The California Chrome connections were also left out of the finalists for breeder, trainer, and jockey.

Although California Chrome’s breeders, Perry Martin and Steve Coburn, might very well have bred a horse who is a two-time Horse of the Year, they failed to make the top three for champion breeder. The finalists are Clearsky Farms, which bred Arrogate and Lord Nelson, and WinStar Farm and Darley, who finished one-two in earnings for races in North America. Had the Dubai World Cup been included in the table, Martin and Coburn would have finished second in earnings.
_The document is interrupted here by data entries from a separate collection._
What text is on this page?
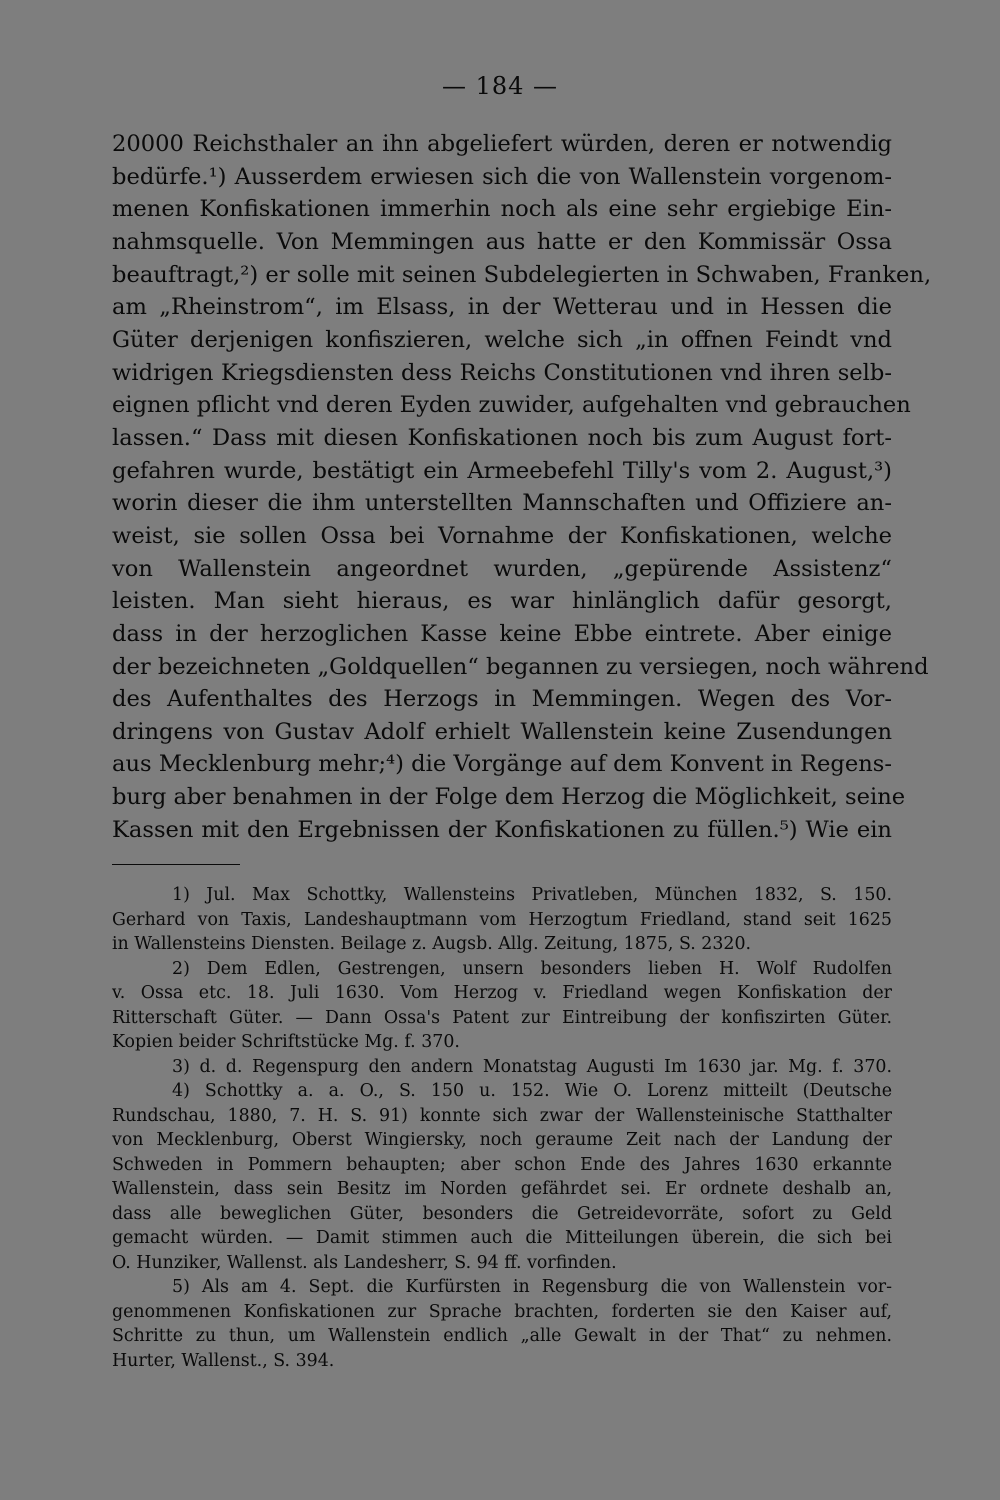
— 184 —
20000 Reichsthaler an ihn abgeliefert würden, deren er notwendig
bedürfe.¹) Ausserdem erwiesen sich die von Wallenstein vorgenom-
menen Konfiskationen immerhin noch als eine sehr ergiebige Ein-
nahmsquelle. Von Memmingen aus hatte er den Kommissär Ossa
beauftragt,²) er solle mit seinen Subdelegierten in Schwaben, Franken,
am „Rheinstrom“, im Elsass, in der Wetterau und in Hessen die
Güter derjenigen konfiszieren, welche sich „in offnen Feindt vnd
widrigen Kriegsdiensten dess Reichs Constitutionen vnd ihren selb-
eignen pflicht vnd deren Eyden zuwider, aufgehalten vnd gebrauchen
lassen.“ Dass mit diesen Konfiskationen noch bis zum August fort-
gefahren wurde, bestätigt ein Armeebefehl Tilly's vom 2. August,³)
worin dieser die ihm unterstellten Mannschaften und Offiziere an-
weist, sie sollen Ossa bei Vornahme der Konfiskationen, welche
von Wallenstein angeordnet wurden, „gepürende Assistenz“
leisten. Man sieht hieraus, es war hinlänglich dafür gesorgt,
dass in der herzoglichen Kasse keine Ebbe eintrete. Aber einige
der bezeichneten „Goldquellen“ begannen zu versiegen, noch während
des Aufenthaltes des Herzogs in Memmingen. Wegen des Vor-
dringens von Gustav Adolf erhielt Wallenstein keine Zusendungen
aus Mecklenburg mehr;⁴) die Vorgänge auf dem Konvent in Regens-
burg aber benahmen in der Folge dem Herzog die Möglichkeit, seine
Kassen mit den Ergebnissen der Konfiskationen zu füllen.⁵) Wie ein
1) Jul. Max Schottky, Wallensteins Privatleben, München 1832, S. 150.
Gerhard von Taxis, Landeshauptmann vom Herzogtum Friedland, stand seit 1625
in Wallensteins Diensten. Beilage z. Augsb. Allg. Zeitung, 1875, S. 2320.
2) Dem Edlen, Gestrengen, unsern besonders lieben H. Wolf Rudolfen
v. Ossa etc. 18. Juli 1630. Vom Herzog v. Friedland wegen Konfiskation der
Ritterschaft Güter. — Dann Ossa's Patent zur Eintreibung der konfiszirten Güter.
Kopien beider Schriftstücke Mg. f. 370.
3) d. d. Regenspurg den andern Monatstag Augusti Im 1630 jar. Mg. f. 370.
4) Schottky a. a. O., S. 150 u. 152. Wie O. Lorenz mitteilt (Deutsche
Rundschau, 1880, 7. H. S. 91) konnte sich zwar der Wallensteinische Statthalter
von Mecklenburg, Oberst Wingiersky, noch geraume Zeit nach der Landung der
Schweden in Pommern behaupten; aber schon Ende des Jahres 1630 erkannte
Wallenstein, dass sein Besitz im Norden gefährdet sei. Er ordnete deshalb an,
dass alle beweglichen Güter, besonders die Getreidevorräte, sofort zu Geld
gemacht würden. — Damit stimmen auch die Mitteilungen überein, die sich bei
O. Hunziker, Wallenst. als Landesherr, S. 94 ff. vorfinden.
5) Als am 4. Sept. die Kurfürsten in Regensburg die von Wallenstein vor-
genommenen Konfiskationen zur Sprache brachten, forderten sie den Kaiser auf,
Schritte zu thun, um Wallenstein endlich „alle Gewalt in der That“ zu nehmen.
Hurter, Wallenst., S. 394.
Art Sherman, the trainer of California Chrome, did not make the list of trainer finalists. Bob Baffert, the trainer of Arrogate as well as divisional finalists Drefong and Lord Nelson, did. The other finalists are Chad Brown – who led the nation in purse earnings and Grade 1 wins, powered by the exploits of Flintshire and Lady Eli, among others – and Mark Casse, who is favored to have two champions, Tepin (female turf) and Classic Empire (2-year-old male).

Victor Espinoza, California Chrome’s jockey, also failed to crack the top three. The Eclipse Award for champion jockey will be decided among three-time reigning champ Javier Castellano, who led the nation in earnings; Jose Ortiz, who led the nation in wins; and Mike Smith, who tied for the most Grade 1 wins and was the regular rider for Arrogate and Songbird. In addition to Espinoza, another top rider who failed to make the top three was Florent Geroux, who tied Smith for most Grade 1 wins.
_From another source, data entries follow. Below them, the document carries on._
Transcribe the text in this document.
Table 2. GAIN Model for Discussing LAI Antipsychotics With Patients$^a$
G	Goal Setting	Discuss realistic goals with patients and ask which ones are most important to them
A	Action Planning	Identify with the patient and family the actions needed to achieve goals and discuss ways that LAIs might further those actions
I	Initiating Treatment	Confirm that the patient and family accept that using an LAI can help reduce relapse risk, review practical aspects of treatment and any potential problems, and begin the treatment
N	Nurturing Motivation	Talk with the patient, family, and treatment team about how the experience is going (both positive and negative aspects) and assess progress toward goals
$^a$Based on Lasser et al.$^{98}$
The male turf division has three strong finalists in Breeders’ Cup race winners Highland Reel (Turf) and Tourist (Mile), plus Flintshire, who was second in the Turf but won the Manhattan and Sword Dancer.

Tepin is favored to win her second straight title as champion female turf horse, but that division also has depth, with the other finalists three-time Grade 1 winner Miss Temple City, and Lady Eli, who recovered from a bout with laminitis and won the Flower Bowl.
Classic Empire, winner of the Breeders’ Cup Juvenile, should give Casse, Tepin’s trainer, another title as champion 2-year-old male. The other finalists are Not This Time and Practical Joke.

Breeders’ Cup winners Champagne Room (Juvenile Filles) and New Money Honey (Juvenile Fillies Turf) are finalists for 2-year-old filly along with Lady Aurelia, who began her career in the United States before winning major races at Royal Ascot and in France.
The finalists for female sprinter are Finest City, who won the Breeders’ Cup Filly and Mare Sprint, and Haveyougoneaway and Paulassilverlining, who finished behind Finest City in the Breeders’ Cup.

Rawnaq, Scorpiancer, and Top Striker are the finalists for champion steeplechaser. Not making the cut was the late Bob Le Beau, who won a Grade 1 race – beating Scorpiancer – but curiously was not included in the statistical supplement sent to voters.

The finalists for champion apprentice jockey are Kevin Gomez, Lane Luzzi, and Luis Ocasio. Luzzi’s father, Mike, won this award in 1989, so they could become the first father and son so honored.